トクヤマ多結晶シリコンと乾式シリカへの参入と、東工場での製造開始

時期 1981年12月
意思決定者(推定) 村上昭爾・藤井裕二 企画部・起案・SEプロジェクトリーダー
論点 石油危機後の新規事業の選び方
概要
1981年12月にプロジェクト化された高純度多結晶シリコンと乾式シリカの開発を、徳山曹達が2年半で立ち上げ、1984年7月に東工場で多結晶シリコンの製造を始めた経営判断である。立ち上がりの規模は多結晶シリコン年200トン、乾式シリカ年500トンであった。
背景
二度の石油危機は、ナフサ・電力・石炭に依存した事業構造の見直しを迫り、建材・生活関連・ファインケミカル・メディカル・エレクトロニクスの各分野で高付加価値型の新規事業を育てる方向が定まっていた。1982年のプラスチックレンズ材料、1983年の電子工業用高純度溶剤に続く3年目の手にあたる。
内容
起案は事業部ではなく企画部から出た。経営トップは品質を示せる多結晶シリコンを認める一方、良否の判断がつきにくい乾式シリカを退けたが、基礎物性で品質を規定できるという現場の反論とパイロットプラントでの顧客評価を経て復活する。完成度より速度を取り、建設期間1年未満で仕上げた。
含意
稼働時に不純物レベルが目標に届かず、実プラントで仮説を試して高純度の析出にたどり着いた。この事業は1988年開始の5カ年計画で重点育成事業群に入り、後年の主力へ育つ一方、2009年以降の汎用グレードによる海外量産では撤退に行き着いている。
筆者の見解

期限を先に切った参入

多結晶シリコン年200トンという立ち上がりの数字が、この参入の性格をよく表している。起案は事業部ではなく企画部から出て、しかも村上昭爾氏は自分の専門が有機化学でありそこにテーマはないと認めたうえで、無機のポリシリコンを指した。手元にあったのは副生原料と、ソーダで積み上げた精製の経験だけであった。それでも2年半という期限を先に決め、完成度より速度を選んだところに、資源大量消費型から抜け出したいという当時の切迫がうかがえる。

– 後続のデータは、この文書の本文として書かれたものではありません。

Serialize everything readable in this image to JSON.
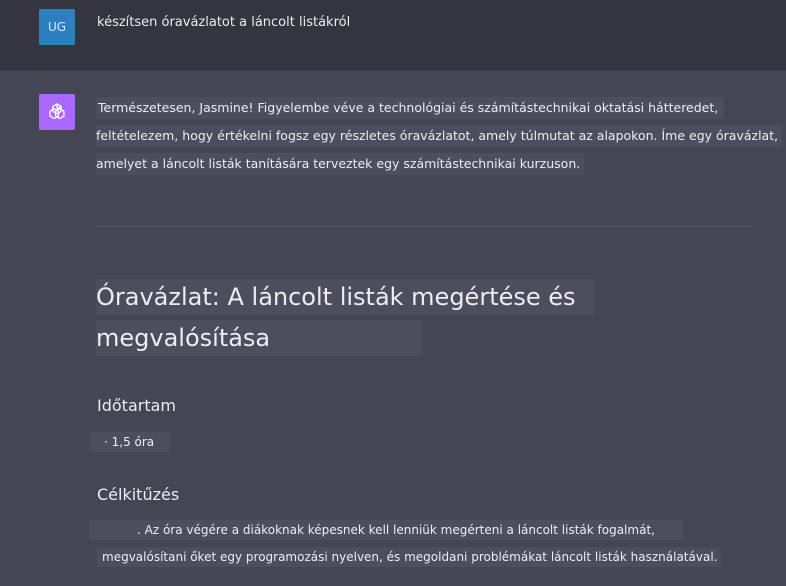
{
  "user": {
    "avatar": "UG",
    "message": "készítsen óravázlatot a láncolt listákról"
  },
  "assistant": {
    "avatar_icon": "openai-logo-icon",
    "intro_lines": [
      "Természetesen, Jasmine! Figyelembe véve a technológiai és számítástechnikai oktatási hátteredet,",
      "feltételezem, hogy értékelni fogsz egy részletes óravázlatot, amely túlmutat az alapokon. Íme egy óravázlat,",
      "amelyet a láncolt listák tanítására terveztek egy számítástechnikai kurzuson."
    ],
    "title_lines": [
      "Óravázlat: A láncolt listák megértése és",
      "megvalósítása"
    ],
    "duration_heading": "Időtartam",
    "duration_item": "· 1,5 óra",
    "objective_heading": "Célkitűzés",
    "objective_lines": [
      ". Az óra végére a diákoknak képesnek kell lenniük megérteni a láncolt listák fogalmát,",
      "megvalósítani őket egy programozási nyelven, és megoldani problémákat láncolt listák használatával."
    ]
  },
  "colors": {
    "user_avatar": "#2d7fbf",
    "assistant_avatar": "#ab68ff",
    "background": "#444654",
    "user_row": "#343541"
  }
}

ただ、この参入が良い結果ばかりを生んだわけではない。同じ時期に事業化を決めた窒化アルミニウムは用途が限られたまま採算割れを続け、社内で『お荷物』と呼ばれる期間を挟んでいる。多結晶シリコン自身も、汎用グレードで規模を追った2009年以降のマレーシア投資では撤退に行き着いた。1984年に選ばれたのは高純度という一点であって、どの用途でどこまで量を追うかは、その後の経営が繰り返し選び直している。参入時の選択が、その後の分岐まで決めていたわけではないといえる。